M&A Due Diligence

M&A Technology Due Diligence

Technology-focused due diligence, AI asset valuation, and post-merger integration strategy for tech acquisitions.

What I've Learned from many M&A Projects

Over the past several years I've been involved in many mergers and acquisitions. Some were small product acquisitions, others were major platform consolidations worth tens of millions. Each one taught me something different about how technology assets are valued, what buyers really care about, and where deals fall apart.

When Ideagen was acquired by Hg Capital in a transaction valued at over £1 billion, I saw firsthand what private equity firms look for in a technology business. It's not just about revenue multiples or user growth - it's about whether the product can scale, whether the architecture supports future expansion, and whether there are hidden risks that could derail the investment thesis.

The Three Pillars of Tech Due Diligence

Technology Assessment

Evaluating code quality, architecture patterns, technical debt, and scalability. Is the platform built to grow or will it need a costly rewrite?

Application Security DD

Assessing security controls, vulnerability management, secure development practices, and compliance frameworks. Finding risks before they become deal-breakers.

Cyber Due Diligence

Reviewing infrastructure security, incident response capabilities, data protection, and cyber risk exposure. Understanding what you're inheriting.

How I Categorize Acquisition Targets

After evaluating dozens of products, we developed a framework that corporate acquirers use to understand what they're buying. Every product falls into one of three categories:

Ready to Scale

Modern architecture, well-documented codebase, strong security controls, automated deployment, solid engineering culture. These products can integrate quickly and scale without major investment.

Requires Remediation

Good product-market fit but technical debt, security gaps, or architectural limitations. Viable with 6-12 months of focused engineering work. Buyers need to budget for improvements.

Legacy Risk

Outdated technology stack, significant security vulnerabilities, poor documentation, architectural constraints. Often better to rebuild than remediate. Changes valuation expectations significantly.

What Buyers Really Want to Know

Corporate acquirers ask questions to gain a comprehensive understanding of the investment they are considering:

  • Can this product scale to 10x the current user base without a complete rewrite?
  • Are there security or compliance risks that could delay integration or impact customers?
  • What's the real technical debt, and how much will it cost to address?
  • Is the engineering team capable of delivering on the product roadmap post-acquisition?
  • What dependencies, licenses, or contractual obligations come with the technology?
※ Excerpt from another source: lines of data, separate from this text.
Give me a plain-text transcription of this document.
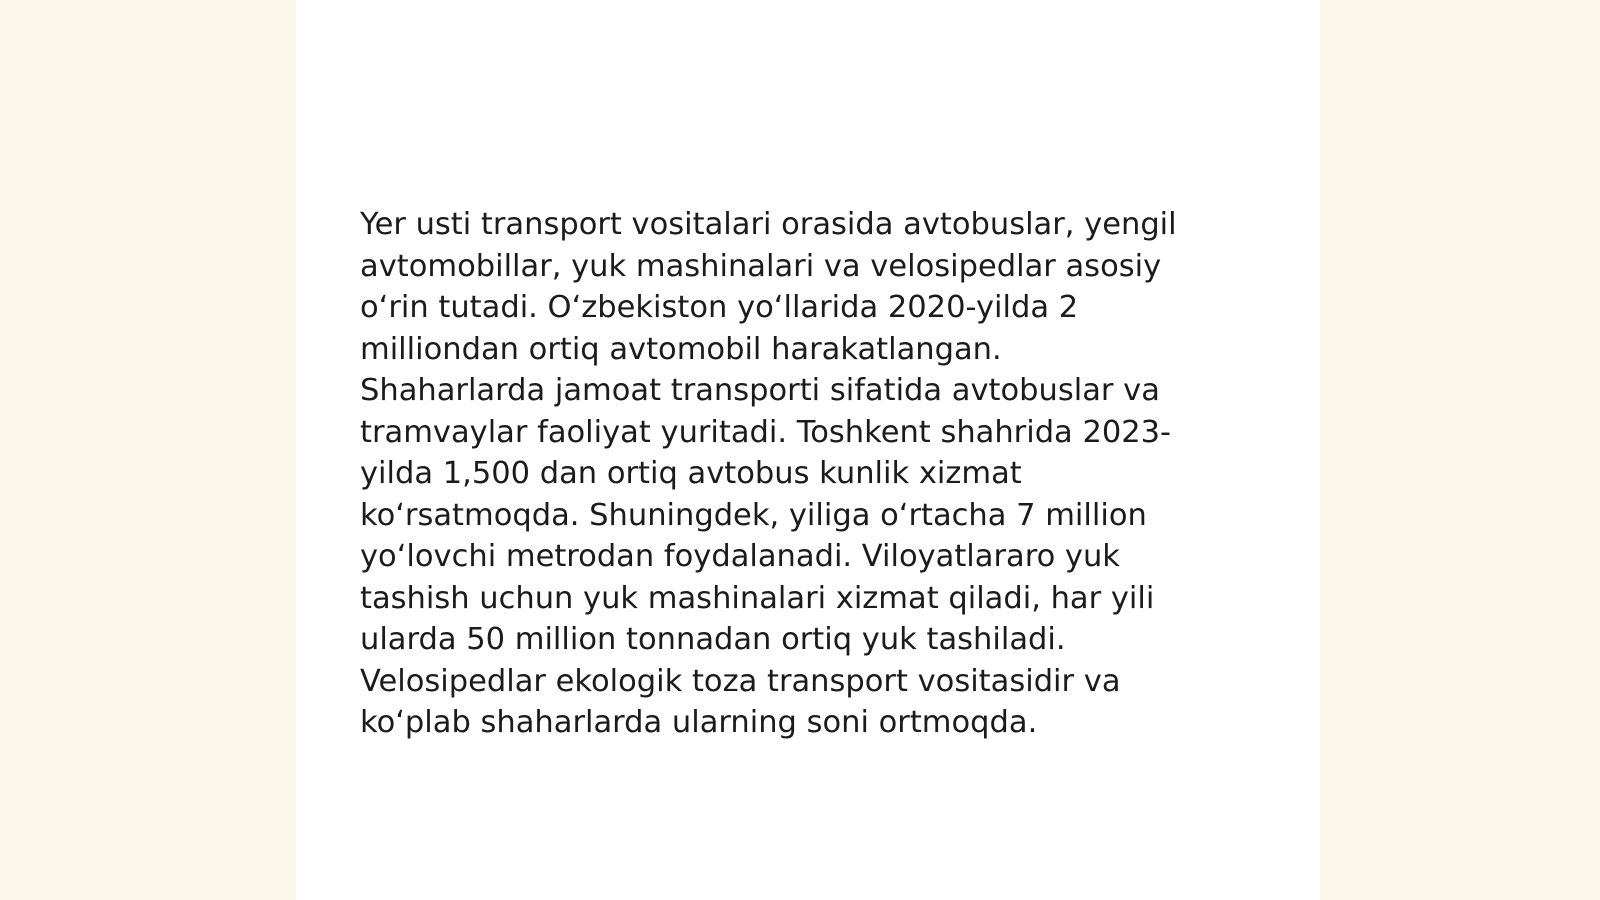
Yer usti transport vositalari orasida avtobuslar, yengil
avtomobillar, yuk mashinalari va velosipedlar asosiy
o‘rin tutadi. O‘zbekiston yo‘llarida 2020-yilda 2
milliondan ortiq avtomobil harakatlangan.
Shaharlarda jamoat transporti sifatida avtobuslar va
tramvaylar faoliyat yuritadi. Toshkent shahrida 2023-
yilda 1,500 dan ortiq avtobus kunlik xizmat
ko‘rsatmoqda. Shuningdek, yiliga o‘rtacha 7 million
yo‘lovchi metrodan foydalanadi. Viloyatlararo yuk
tashish uchun yuk mashinalari xizmat qiladi, har yili
ularda 50 million tonnadan ortiq yuk tashiladi.
Velosipedlar ekologik toza transport vositasidir va
ko‘plab shaharlarda ularning soni ortmoqda.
My role is to provide clear, actionable answers to these questions. Not vague assessments, but specific findings with remediation costs, timelines, and risk ratings. Investors and boards need clarity to make confident decisions.
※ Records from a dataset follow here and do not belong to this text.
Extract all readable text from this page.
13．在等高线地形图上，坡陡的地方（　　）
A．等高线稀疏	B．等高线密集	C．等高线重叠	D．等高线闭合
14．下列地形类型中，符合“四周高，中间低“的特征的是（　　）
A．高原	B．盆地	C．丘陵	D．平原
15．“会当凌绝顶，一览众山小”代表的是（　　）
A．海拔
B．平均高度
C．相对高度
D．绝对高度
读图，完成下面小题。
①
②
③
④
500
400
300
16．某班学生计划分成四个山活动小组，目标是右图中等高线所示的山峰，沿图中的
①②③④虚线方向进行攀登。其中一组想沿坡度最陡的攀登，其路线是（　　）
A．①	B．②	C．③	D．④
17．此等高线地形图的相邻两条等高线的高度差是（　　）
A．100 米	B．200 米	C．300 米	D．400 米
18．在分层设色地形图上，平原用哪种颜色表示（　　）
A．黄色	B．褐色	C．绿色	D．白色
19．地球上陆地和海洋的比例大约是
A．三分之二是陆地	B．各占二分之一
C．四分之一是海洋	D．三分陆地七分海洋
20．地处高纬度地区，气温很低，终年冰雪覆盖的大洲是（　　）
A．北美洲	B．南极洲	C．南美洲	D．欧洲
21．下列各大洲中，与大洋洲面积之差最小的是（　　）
Application Security Due Diligence

Security due diligence has become critical in M&A. Data breaches, compliance failures, and security incidents can destroy deal value overnight. I assess security across the entire development lifecycle:

  • Secure development practices: code reviews, static analysis, dependency scanning
  • Authentication and authorization controls, data encryption, API security
  • Vulnerability management programs and penetration testing history
  • Compliance frameworks: SOC 2, ISO 27001, GDPR, HIPAA readiness

Cyber Due Diligence

Beyond application security, cyber due diligence examines the broader threat landscape. It evaluates infrastructure security, incident response capabilities, and the organization's overall cyber risk posture:

  • Infrastructure security: cloud configuration, network segmentation, access controls
  • Incident response plans, security monitoring, and breach history
  • Third-party risk management and vendor security assessments
  • Data protection controls, backup strategies, and disaster recovery capabilities

The goal is to identify material cyber risks before they become post-acquisition surprises. Buyers need to understand what they're inheriting and what investments will be required to bring security up to their standards.